As long as the OMA Client Provisioning message does not interfere with your ability to use the device, you are better off ignoring it. However, if you received an OMA Client Provisioning message which is stuck or frozen in your notifications bar you may want it gone for good.

To delete an OMA Client Provisioning message on your device, follow the steps below:

  • Go to Settings on your phone.
  • Navigate to Apps and Notifications and then tap on App info.
  • In App info, scroll down until you see ‘OMA Client Provisioning’. Once located, tap on it and then tap on ‘Force stop’. 
  • Confirm ‘Force Stop’ for OMA Client Provisioning and then move on to clearing data.
  • Tap on Storage under OMA Client Provisioning and then tap on ‘Clear Data’. 
  • Once the data is cleared, reboot your phone.

This should likely remove the OMA Client Provisioning Message or notification from your device.

 

 

FAQs

What is OMA Device Management?

The Open Mobile Alliance’s ( OMA ) Device Management Working Group and the Data Synchronization (DS ) Working Group have defined a device management protocol called OMA Device Management.

The OMA DM protocol uses a subset that is defined by the SyncML framework, which is XML in general. The device is managed through communication between the server and the client. 

A request-response protocol is the communication protocol. The server and client are only communicating after proper validation via authentication and challenge of authentication which is built-in.

Using any of the methods available between WAP Push and SMS, the communication is initiated by the OMA server, in a way that is asynchronous. A notification or alert message is said to be the initial message from the server to the client.

A sequence of messages may be exchanged to complete a given device management task once the communication is established between the server and client. OMA DM is able to provide alerts, which can be initiated by either server or client, and are messages that can occur out of sequence. Errors, abnormal terminations, and other errors are handled by such alerts.

 

What is Provisioning?

In telecommunication, provisioning involves the process of preparing and equipping a network to allow it to provide new services to its users. Provisioning means changing the state of an existing priority service or capability in a National Security/Emergency Preparedness telecommunications service.
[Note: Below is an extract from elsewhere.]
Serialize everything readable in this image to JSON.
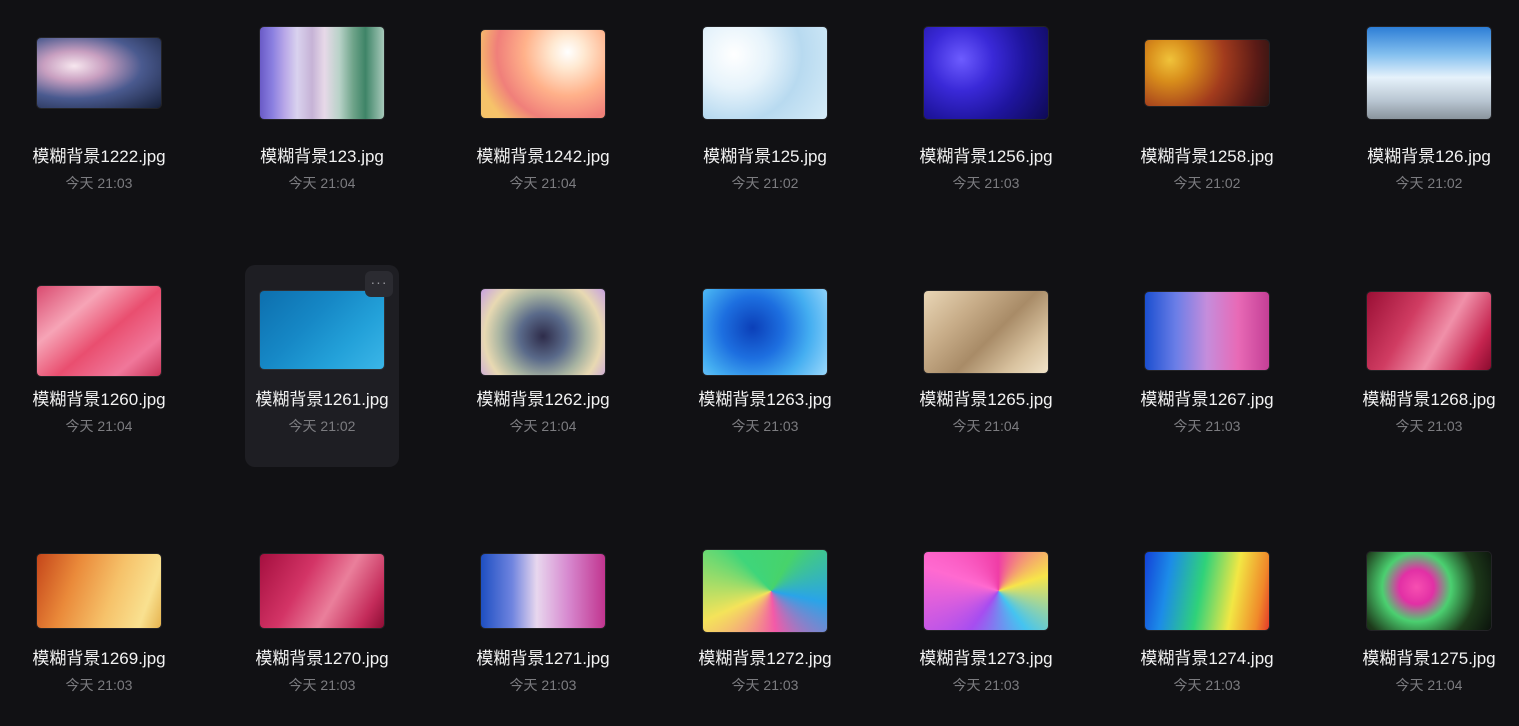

The telecommunication industry refers to the provision of services to network elements, which are various equipment connected in that network communication system, as the concept of network provisioning or service mediation. 

In telephony, network management database table mappings is the most commonly used method to accomplish this. It depends on the network planning, design and the existence of networking equipment.

Provisioning is about configuring any required systems, providing users with access to data and technology resources, and referring to all enterprise-level information-resource management involved.

The core of the process is to ensure the security of an enterprise’s resources and user privacy by monitoring access rights. Compliance and minimization of vulnerability of systems to penetration and abuse are ensured by the secondary responsibility.

The tertiary responsibility of provisioning in telecommunications is to reduce the amount of custom configuration using boot image control and other such methods.

 

What is com.google.provision virus?

com.google.Provision is nothing but a malware that targets the Android operating system. Thus, the infection com.google.provision needs to be avoided by users of the Android OS. Many users might be facing this threat due to the fact that there are over two billion active devices using the OS every month.

Once your device is infected with com.google.Provision, it intercepts the Android device administration rights and allows it to download applications. The threat could possibly record information such as the device’s name, location, and even its personally identifiable information. 

At its absolute worst, the virus com.google.Provision can record data that is entered by the user while logging into a device or into certain accounts, in which case the virus could impersonate you. It is best to use an antivirus software and isolate the threat before terminating it, if com.google.Provision has infected your device.